La Banque prévoit de restreindre les fonds alloués via son guichet concessionnel, l’AID, à tout pays contractant un crédit à des conditions non-concessionnelles auprès d’organismes de crédit commerciaux ou de nouveaux créanciers souverains. La Banque, usant de la terminologie économique, qualifie ces créanciers de « passagers clandestins » (free-riders). Les institutions de Washington affirment que ces derniers profitent des largesses dont elles ont fait preuve en annulant certaines dettes, et qu’ils menacent la soutenabilité de la dette à plus long terme des pays ayant bénéficié desdites annulations de dette. La Banque Mondiale souhaite donc « motiver » les gouvernements des pays à faible revenu en leur signifiant qu’ils recevront moins de fonds de sa part s’ils ont recours à ces nouvelles sources de financement.
La réaction de la Banque risque fort de handicaper encore davantage les gouvernements de ces pays dans la réalisation des ODM, et de les inciter à contracter d’autres prêts plus onéreux pour suppléer au manque qu’elle aura créé. Les pays emprunteurs pourraient bien se voir entraînés dans une spirale contre-productive, pendant que leurs créanciers seraient libérés de toute responsabilité.

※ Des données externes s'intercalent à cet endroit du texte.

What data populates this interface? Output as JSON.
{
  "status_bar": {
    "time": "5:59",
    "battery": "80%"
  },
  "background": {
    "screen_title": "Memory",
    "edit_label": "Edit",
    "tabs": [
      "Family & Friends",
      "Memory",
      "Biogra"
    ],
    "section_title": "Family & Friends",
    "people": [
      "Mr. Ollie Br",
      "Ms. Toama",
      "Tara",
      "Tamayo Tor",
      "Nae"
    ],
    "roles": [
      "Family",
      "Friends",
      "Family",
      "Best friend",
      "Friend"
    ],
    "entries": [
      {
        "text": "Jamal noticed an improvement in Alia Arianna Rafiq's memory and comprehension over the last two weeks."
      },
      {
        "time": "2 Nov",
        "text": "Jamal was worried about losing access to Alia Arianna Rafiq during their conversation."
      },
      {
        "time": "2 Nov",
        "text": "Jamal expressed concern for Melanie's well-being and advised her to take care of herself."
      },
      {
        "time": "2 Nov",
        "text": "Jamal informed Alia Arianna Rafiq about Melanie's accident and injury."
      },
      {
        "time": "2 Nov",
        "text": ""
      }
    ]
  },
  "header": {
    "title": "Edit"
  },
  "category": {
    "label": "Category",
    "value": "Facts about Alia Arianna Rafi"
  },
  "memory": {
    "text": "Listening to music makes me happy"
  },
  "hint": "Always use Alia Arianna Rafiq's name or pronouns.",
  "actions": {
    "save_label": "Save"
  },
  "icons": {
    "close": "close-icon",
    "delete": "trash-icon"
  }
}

La communauté classique de créanciers semble tout particulièrement préoccupée par les activités de puissances émergentes disposant de liquidités monétaires importantes telles que la Chine. Les créanciers et les donateurs de longue date considèrent à juste titre la disponibilité de telles réserves de devises comme une menace, à la fois pour leur statut monopolistique dans le domaine du développement et pour la capacité des pays à faible revenu à maintenir un niveau d’endettement soutenable après les séries d’annulations de dette de ces dix dernières années. Malheureusement, les pays riches d’admettent pas que l’intérêt des pays pauvres envers ces nouveaux financements plus onéreux résulte en grande partie de l’insuffisance des montants d’aide concessionnelle qu’ils fournissent à ces derniers. Le manquement à leurs propres promesses met certains pays en développement face à un dilemme de taille : se développer au risque de réaccumuler une dette insoutenable, ou être condamné au sous-développement à cause d’un déficit chronique de ressources disponibles.

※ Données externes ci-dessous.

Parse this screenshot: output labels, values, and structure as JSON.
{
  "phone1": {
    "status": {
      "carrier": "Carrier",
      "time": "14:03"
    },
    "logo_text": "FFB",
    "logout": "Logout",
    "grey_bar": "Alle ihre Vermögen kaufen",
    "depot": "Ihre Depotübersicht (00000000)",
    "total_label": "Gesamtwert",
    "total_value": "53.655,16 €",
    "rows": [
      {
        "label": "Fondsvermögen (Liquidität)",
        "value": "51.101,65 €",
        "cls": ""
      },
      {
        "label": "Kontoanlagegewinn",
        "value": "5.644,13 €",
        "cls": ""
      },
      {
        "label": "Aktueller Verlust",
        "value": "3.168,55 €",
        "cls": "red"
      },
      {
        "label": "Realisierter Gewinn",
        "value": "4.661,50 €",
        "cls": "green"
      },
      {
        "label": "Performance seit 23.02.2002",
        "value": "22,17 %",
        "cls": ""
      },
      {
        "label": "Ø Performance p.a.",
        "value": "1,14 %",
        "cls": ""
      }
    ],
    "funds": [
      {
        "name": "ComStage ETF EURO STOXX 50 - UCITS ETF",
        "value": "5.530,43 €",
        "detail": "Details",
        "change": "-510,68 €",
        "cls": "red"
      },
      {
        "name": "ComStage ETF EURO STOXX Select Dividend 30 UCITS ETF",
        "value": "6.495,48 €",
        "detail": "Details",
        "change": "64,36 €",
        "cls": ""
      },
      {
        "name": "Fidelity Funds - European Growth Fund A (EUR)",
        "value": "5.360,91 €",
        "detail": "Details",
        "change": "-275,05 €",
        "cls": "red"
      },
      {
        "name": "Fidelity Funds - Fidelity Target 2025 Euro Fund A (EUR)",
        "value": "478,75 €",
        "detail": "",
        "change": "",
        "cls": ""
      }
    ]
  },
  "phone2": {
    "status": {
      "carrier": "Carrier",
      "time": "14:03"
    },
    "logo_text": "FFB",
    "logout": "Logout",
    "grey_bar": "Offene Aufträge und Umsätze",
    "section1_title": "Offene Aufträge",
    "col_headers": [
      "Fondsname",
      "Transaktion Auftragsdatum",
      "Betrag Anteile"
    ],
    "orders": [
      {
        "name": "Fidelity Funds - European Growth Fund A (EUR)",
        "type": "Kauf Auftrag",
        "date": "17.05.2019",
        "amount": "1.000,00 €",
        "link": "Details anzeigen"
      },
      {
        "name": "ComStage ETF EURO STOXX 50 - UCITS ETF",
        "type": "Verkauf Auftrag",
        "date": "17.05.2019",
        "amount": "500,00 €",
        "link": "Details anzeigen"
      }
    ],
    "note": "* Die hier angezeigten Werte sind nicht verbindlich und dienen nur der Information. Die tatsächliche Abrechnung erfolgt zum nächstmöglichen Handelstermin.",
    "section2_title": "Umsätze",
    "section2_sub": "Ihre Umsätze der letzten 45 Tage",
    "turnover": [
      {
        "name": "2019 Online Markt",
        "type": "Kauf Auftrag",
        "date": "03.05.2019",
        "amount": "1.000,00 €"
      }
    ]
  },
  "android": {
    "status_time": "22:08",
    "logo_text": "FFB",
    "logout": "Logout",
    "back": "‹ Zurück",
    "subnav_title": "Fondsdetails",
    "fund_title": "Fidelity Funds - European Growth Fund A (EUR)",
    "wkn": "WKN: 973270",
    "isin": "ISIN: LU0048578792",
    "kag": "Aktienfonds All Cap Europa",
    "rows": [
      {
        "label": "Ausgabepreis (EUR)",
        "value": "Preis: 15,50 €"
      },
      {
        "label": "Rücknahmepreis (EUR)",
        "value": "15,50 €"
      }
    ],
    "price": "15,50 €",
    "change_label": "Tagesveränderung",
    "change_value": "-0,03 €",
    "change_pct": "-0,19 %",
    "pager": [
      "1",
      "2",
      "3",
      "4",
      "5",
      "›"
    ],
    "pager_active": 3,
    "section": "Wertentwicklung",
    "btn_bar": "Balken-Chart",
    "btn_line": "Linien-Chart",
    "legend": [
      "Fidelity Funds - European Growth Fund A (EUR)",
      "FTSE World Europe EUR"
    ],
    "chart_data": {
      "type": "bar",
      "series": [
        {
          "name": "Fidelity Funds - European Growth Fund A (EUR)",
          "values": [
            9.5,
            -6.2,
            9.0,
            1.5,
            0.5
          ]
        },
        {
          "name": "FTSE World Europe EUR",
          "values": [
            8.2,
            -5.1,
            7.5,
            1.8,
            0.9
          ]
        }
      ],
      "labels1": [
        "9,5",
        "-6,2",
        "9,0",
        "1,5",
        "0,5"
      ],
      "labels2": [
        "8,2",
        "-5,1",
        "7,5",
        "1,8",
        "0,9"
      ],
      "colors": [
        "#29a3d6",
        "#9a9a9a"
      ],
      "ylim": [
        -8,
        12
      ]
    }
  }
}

En outre, n’étant pas liées à de lourdes conditionnalités telles que celles qui accompagnent trop souvent les prêts de la Banque Mondiale et du FMI, les nouvelles ressources proposées peuvent s’avérer très intéressantes pour les pays bénéficiaires. On peut certes se réjouir de l’absence de conditionnalités économiques, mais le fait est que les nouveaux créanciers négligent également des aspects comme les droits humains et civils, ou encore la protection de l’environnement. Le risque est réel, par conséquent, de voir apparaître de nouvelles dettes illégitimes. Les activités et les politiques de ces nouveaux acteurs doivent donc faire l’objet d’un suivi attentif.
La mise en place éventuelle de mesures punitives de la Banque Mondiale contre les pays emprunteurs à faible revenu, ainsi que l’absence totale de toute sanction possible contre leurs créanciers, sont particulièrement révélatrices de l’inéquité et du manque d’efficacité qui prévalent dans l’architecture de la dette internationale aujourd’hui. Ce nouveau contexte fait d’autant plus ressortir l’absence d’un mécanisme de règlement transparent et équitable qui permette réellement de dissuader les comportements opportunistes et d’évaluer de façon juste la part de responsabilité devant être imputée à chaque partie. C’est donc une très bonne occasion pour repenser le système actuel, en forçant le « club » habituel de pays créanciers à reconnaître que l’architecture de la dette internationale est insuffisante et déloyale et donc à l’amender.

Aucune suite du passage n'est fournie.